A very bizarre story, slightly more engaging than annoying, in which an undistinguished real estate agent tries out the personas of his clients. Perhaps it is intended as a meditation on identity: do clothes make the man, or will a wax mask do it, or the voice? Or do you have to take on his personal relationships as well? But why does our “hero” choose a reclusive violinist as the personality he will inhabit for the rest of his life? And why do we think his imposture, which defies credibility in the first place, will hold up during five years in prison? And why does he willingly go in for a crime he didn’t commit? And how could the police possibly pin the non-crime against the wrong person on him? And how dare the director start his film at the end, go into flashback mode to tell the story, then carry the plot another half-hour after we reach what we thought was the end? And who would have bought an apartment from this “nobody” in the first place?

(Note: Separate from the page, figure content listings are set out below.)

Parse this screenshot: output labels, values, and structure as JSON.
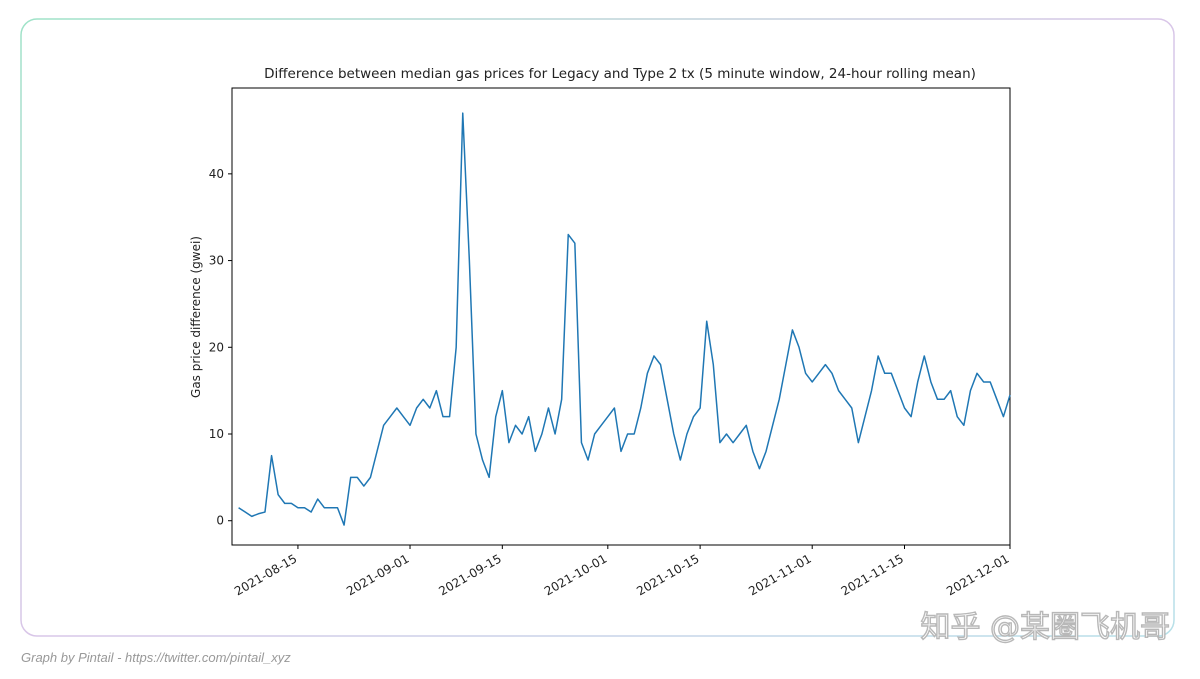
{
  "chart_data": {
    "type": "line",
    "title": "Difference between median gas prices for Legacy and Type 2 tx (5 minute window, 24-hour rolling mean)",
    "y_label": "Gas price difference (gwei)",
    "x": [
      "2021-08-06",
      "2021-08-07",
      "2021-08-08",
      "2021-08-09",
      "2021-08-10",
      "2021-08-11",
      "2021-08-12",
      "2021-08-13",
      "2021-08-14",
      "2021-08-15",
      "2021-08-16",
      "2021-08-17",
      "2021-08-18",
      "2021-08-19",
      "2021-08-20",
      "2021-08-21",
      "2021-08-22",
      "2021-08-23",
      "2021-08-24",
      "2021-08-25",
      "2021-08-26",
      "2021-08-27",
      "2021-08-28",
      "2021-08-29",
      "2021-08-30",
      "2021-08-31",
      "2021-09-01",
      "2021-09-02",
      "2021-09-03",
      "2021-09-04",
      "2021-09-05",
      "2021-09-06",
      "2021-09-07",
      "2021-09-08",
      "2021-09-09",
      "2021-09-10",
      "2021-09-11",
      "2021-09-12",
      "2021-09-13",
      "2021-09-14",
      "2021-09-15",
      "2021-09-16",
      "2021-09-17",
      "2021-09-18",
      "2021-09-19",
      "2021-09-20",
      "2021-09-21",
      "2021-09-22",
      "2021-09-23",
      "2021-09-24",
      "2021-09-25",
      "2021-09-26",
      "2021-09-27",
      "2021-09-28",
      "2021-09-29",
      "2021-09-30",
      "2021-10-01",
      "2021-10-02",
      "2021-10-03",
      "2021-10-04",
      "2021-10-05",
      "2021-10-06",
      "2021-10-07",
      "2021-10-08",
      "2021-10-09",
      "2021-10-10",
      "2021-10-11",
      "2021-10-12",
      "2021-10-13",
      "2021-10-14",
      "2021-10-15",
      "2021-10-16",
      "2021-10-17",
      "2021-10-18",
      "2021-10-19",
      "2021-10-20",
      "2021-10-21",
      "2021-10-22",
      "2021-10-23",
      "2021-10-24",
      "2021-10-25",
      "2021-10-26",
      "2021-10-27",
      "2021-10-28",
      "2021-10-29",
      "2021-10-30",
      "2021-10-31",
      "2021-11-01",
      "2021-11-02",
      "2021-11-03",
      "2021-11-04",
      "2021-11-05",
      "2021-11-06",
      "2021-11-07",
      "2021-11-08",
      "2021-11-09",
      "2021-11-10",
      "2021-11-11",
      "2021-11-12",
      "2021-11-13",
      "2021-11-14",
      "2021-11-15",
      "2021-11-16",
      "2021-11-17",
      "2021-11-18",
      "2021-11-19",
      "2021-11-20",
      "2021-11-21",
      "2021-11-22",
      "2021-11-23",
      "2021-11-24",
      "2021-11-25",
      "2021-11-26",
      "2021-11-27",
      "2021-11-28",
      "2021-11-29",
      "2021-11-30",
      "2021-12-01"
    ],
    "series": [
      {
        "name": "gas price difference",
        "color": "#1f77b4",
        "values": [
          1.5,
          1,
          0.5,
          0.8,
          1,
          7.5,
          3,
          2,
          2,
          1.5,
          1.5,
          1,
          2.5,
          1.5,
          1.5,
          1.5,
          -0.5,
          5,
          5,
          4,
          5,
          8,
          11,
          12,
          13,
          12,
          11,
          13,
          14,
          13,
          15,
          12,
          12,
          20,
          47,
          30,
          10,
          7,
          5,
          12,
          15,
          9,
          11,
          10,
          12,
          8,
          10,
          13,
          10,
          14,
          33,
          32,
          9,
          7,
          10,
          11,
          12,
          13,
          8,
          10,
          10,
          13,
          17,
          19,
          18,
          14,
          10,
          7,
          10,
          12,
          13,
          23,
          18,
          9,
          10,
          9,
          10,
          11,
          8,
          6,
          8,
          11,
          14,
          18,
          22,
          20,
          17,
          16,
          17,
          18,
          17,
          15,
          14,
          13,
          9,
          12,
          15,
          19,
          17,
          17,
          15,
          13,
          12,
          16,
          19,
          16,
          14,
          14,
          15,
          12,
          11,
          15,
          17,
          16,
          16,
          14,
          12,
          14.5
        ]
      }
    ],
    "xlim": [
      "2021-08-05",
      "2021-12-01"
    ],
    "xticks": [
      "2021-08-15",
      "2021-09-01",
      "2021-09-15",
      "2021-10-01",
      "2021-10-15",
      "2021-11-01",
      "2021-11-15",
      "2021-12-01"
    ],
    "ylim": [
      -2.8,
      49.9
    ],
    "yticks": [
      0,
      10,
      20,
      30,
      40
    ]
  },
  "watermark": "知乎 @某圈飞机哥",
  "credit": "Graph by Pintail - https://twitter.com/pintail_xyz"
}
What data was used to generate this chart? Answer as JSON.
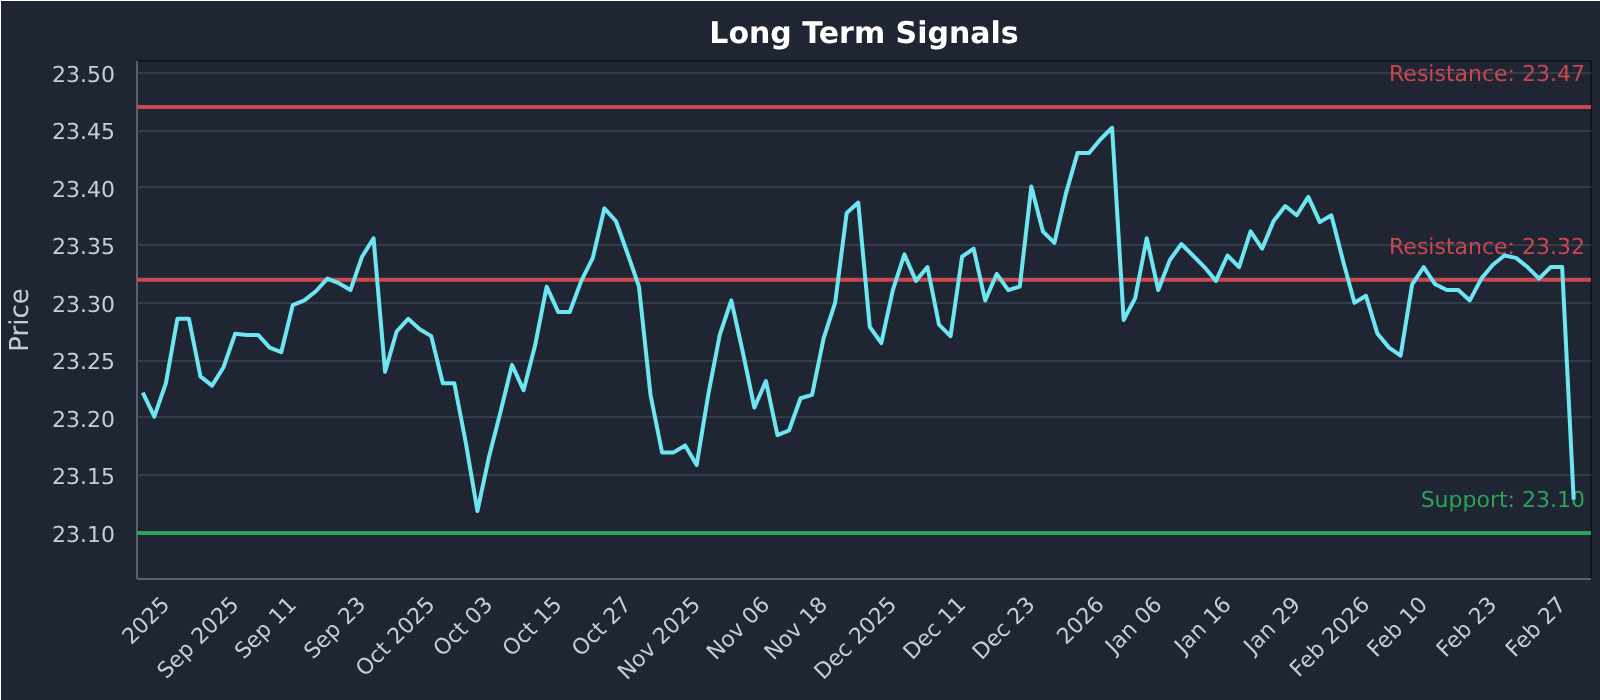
{
  "chart_data": {
    "type": "line",
    "title": "Long Term Signals",
    "ylabel": "Price",
    "categories": [
      null,
      null,
      "2025",
      null,
      null,
      null,
      null,
      null,
      "Sep 2025",
      null,
      null,
      null,
      null,
      "Sep 11",
      null,
      null,
      null,
      null,
      null,
      "Sep 23",
      null,
      null,
      null,
      null,
      null,
      "Oct 2025",
      null,
      null,
      null,
      null,
      "Oct 03",
      null,
      null,
      null,
      null,
      null,
      "Oct 15",
      null,
      null,
      null,
      null,
      null,
      "Oct 27",
      null,
      null,
      null,
      null,
      null,
      "Nov 2025",
      null,
      null,
      null,
      null,
      null,
      "Nov 06",
      null,
      null,
      null,
      null,
      "Nov 18",
      null,
      null,
      null,
      null,
      null,
      "Dec 2025",
      null,
      null,
      null,
      null,
      null,
      "Dec 11",
      null,
      null,
      null,
      null,
      null,
      "Dec 23",
      null,
      null,
      null,
      null,
      null,
      "2026",
      null,
      null,
      null,
      null,
      "Jan 06",
      null,
      null,
      null,
      null,
      null,
      "Jan 16",
      null,
      null,
      null,
      null,
      null,
      "Jan 29",
      null,
      null,
      null,
      null,
      null,
      "Feb 2026",
      null,
      null,
      null,
      null,
      "Feb 10",
      null,
      null,
      null,
      null,
      null,
      "Feb 23",
      null,
      null,
      null,
      null,
      null,
      "Feb 27",
      null
    ],
    "series": [
      {
        "color": "#6ee6f2",
        "values": [
          23.222,
          23.201,
          23.23,
          23.286,
          23.286,
          23.236,
          23.228,
          23.244,
          23.273,
          23.272,
          23.272,
          23.261,
          23.257,
          23.298,
          23.302,
          23.31,
          23.321,
          23.317,
          23.311,
          23.34,
          23.356,
          23.24,
          23.275,
          23.286,
          23.277,
          23.271,
          23.23,
          23.23,
          23.178,
          23.119,
          23.166,
          23.205,
          23.246,
          23.224,
          23.263,
          23.314,
          23.292,
          23.292,
          23.319,
          23.339,
          23.382,
          23.371,
          23.343,
          23.314,
          23.22,
          23.17,
          23.17,
          23.176,
          23.159,
          23.22,
          23.272,
          23.302,
          23.257,
          23.209,
          23.232,
          23.185,
          23.189,
          23.217,
          23.22,
          23.269,
          23.3,
          23.378,
          23.387,
          23.279,
          23.265,
          23.311,
          23.342,
          23.319,
          23.331,
          23.281,
          23.271,
          23.34,
          23.347,
          23.302,
          23.325,
          23.311,
          23.314,
          23.401,
          23.362,
          23.352,
          23.395,
          23.43,
          23.43,
          23.442,
          23.452,
          23.285,
          23.304,
          23.356,
          23.311,
          23.337,
          23.351,
          23.341,
          23.331,
          23.319,
          23.341,
          23.331,
          23.362,
          23.347,
          23.371,
          23.384,
          23.376,
          23.392,
          23.37,
          23.376,
          23.337,
          23.3,
          23.306,
          23.273,
          23.261,
          23.254,
          23.316,
          23.331,
          23.316,
          23.311,
          23.311,
          23.302,
          23.321,
          23.333,
          23.341,
          23.339,
          23.331,
          23.321,
          23.331,
          23.331,
          23.129
        ]
      }
    ],
    "ylim": [
      23.06,
      23.51
    ],
    "yticks": [
      {
        "value": 23.1,
        "label": "23.10"
      },
      {
        "value": 23.15,
        "label": "23.15"
      },
      {
        "value": 23.2,
        "label": "23.20"
      },
      {
        "value": 23.25,
        "label": "23.25"
      },
      {
        "value": 23.3,
        "label": "23.30"
      },
      {
        "value": 23.35,
        "label": "23.35"
      },
      {
        "value": 23.4,
        "label": "23.40"
      },
      {
        "value": 23.45,
        "label": "23.45"
      },
      {
        "value": 23.5,
        "label": "23.50"
      }
    ],
    "ref_lines": [
      {
        "axis": "y",
        "value": 23.47,
        "label": "Resistance: 23.47",
        "color": "#c9474f"
      },
      {
        "axis": "y",
        "value": 23.32,
        "label": "Resistance: 23.32",
        "color": "#c9474f"
      },
      {
        "axis": "y",
        "value": 23.1,
        "label": "Support: 23.10",
        "color": "#2aa45a"
      }
    ],
    "grid": "y",
    "line_style": "solid"
  }
}
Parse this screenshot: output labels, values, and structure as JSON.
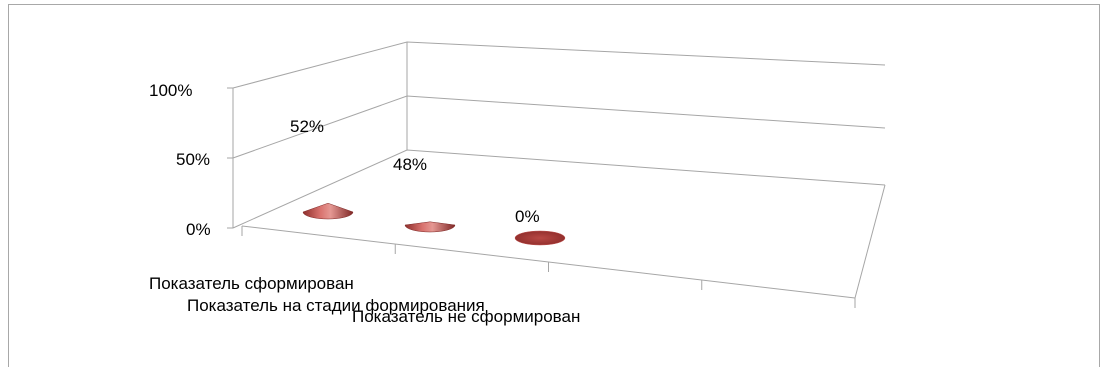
{
  "chart_data": {
    "type": "bar",
    "categories": [
      "Показатель сформирован",
      "Показатель на стадии формирования",
      "Показатель не сформирован"
    ],
    "values": [
      52,
      48,
      0
    ],
    "value_labels": [
      "52%",
      "48%",
      "0%"
    ],
    "y_ticks": [
      "0%",
      "50%",
      "100%"
    ],
    "ylim": [
      0,
      100
    ],
    "grid": true,
    "marker_shape": "cone",
    "series_color": "#c0504d"
  }
}
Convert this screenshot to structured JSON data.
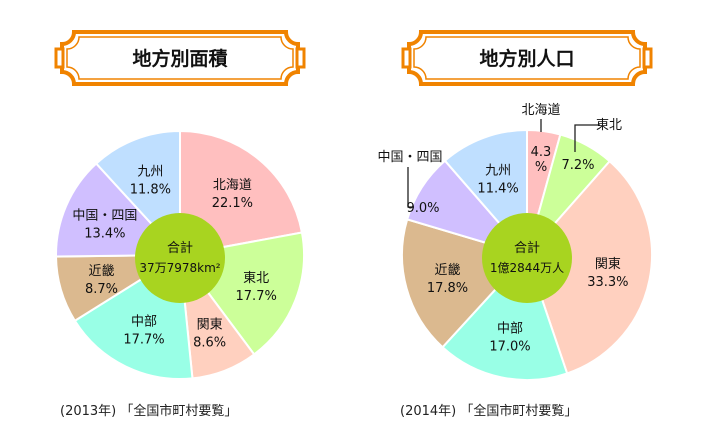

Number One Fan (Elle L’Adore) – 8

An attractive but slightly loony fan of singer Vincent Lacroix is asked, as a favor, to dispose of his girlfriend’s body and then, as a result, is treated as a murder suspect. Meanwhile, the police team investigating the disappearance is having their own, typically French, problems. Lives are hanging in the balance, but it’s not really that serious, as there was no murder in the first place. “Oh, what a tangled web we weave,” etc., seems to be the message of this droll detective thriller, anchored by the wonderful character remarkably performed by Sandrine Kiberlain. Clever, delightful, and like the best French movies, it couldn’t have cost much to make.

Trainwreck – 7.9

This Judd Apatow-Amy Schumer flick featured every cliche in the rom-com book, but hey, it’s a pretty good book! I laughed pretty much the whole way through every silly scene, enjoying the company of all the characters, from Bill Hader and Tilda Swinton to Brie Larson to LeBron James and Chrissie Evert. The reviews I’ve seen have been unduly negative, but 1) I’ve never seen Amy Schumer’s Comedy Central show, so wasn’t comparing the movie to anything and 2) even though the dirty jokes were told by a woman, I wasn’t looking at this as any kind of feminist statement. Nothing was “real,” except in the sense of parody, but this was a far more recognizable world than Spy.

Amy – 8

An awfully good documentary about Amy Winehouse on several levels. It captured her art. It captured her tortured personal life. Other than her mother, it showed us all the important people around her, bad and good. It told her story, pretty much from beginning to end. Going in, I knew her name. Leaving, I felt I knew her. What made the documentary exceptional was the access the director had to intimate moments, home movies, family and friends as well as clips of the public persona, so we could see what was going on behind the scene. And then there was the paparazzi effect: as we watched, we scorned the ruthless cameramen who made her life hell while taking in their pictures ourselves. We are not as bad as Jay Leno, cracking jokes about Amy’s drug dependency, but the movie feeds us this story, and we eat it up.

Spy – 6

Allison Janney adds gravitas to any role, and I felt grounded whenever her deputy director of the CIA was onscreen. Not so much everyone else, but Jason Statham and Miranda Hart were perfect hoots and Rose Byrne was utterly gorgeous. Of course, it was Melissa McCarthy’s movie, which was both a strength and weakness: you couldn’t take her seriously, so there wasn’t much for the jokes to play off of. Her humor is better in a supporting role.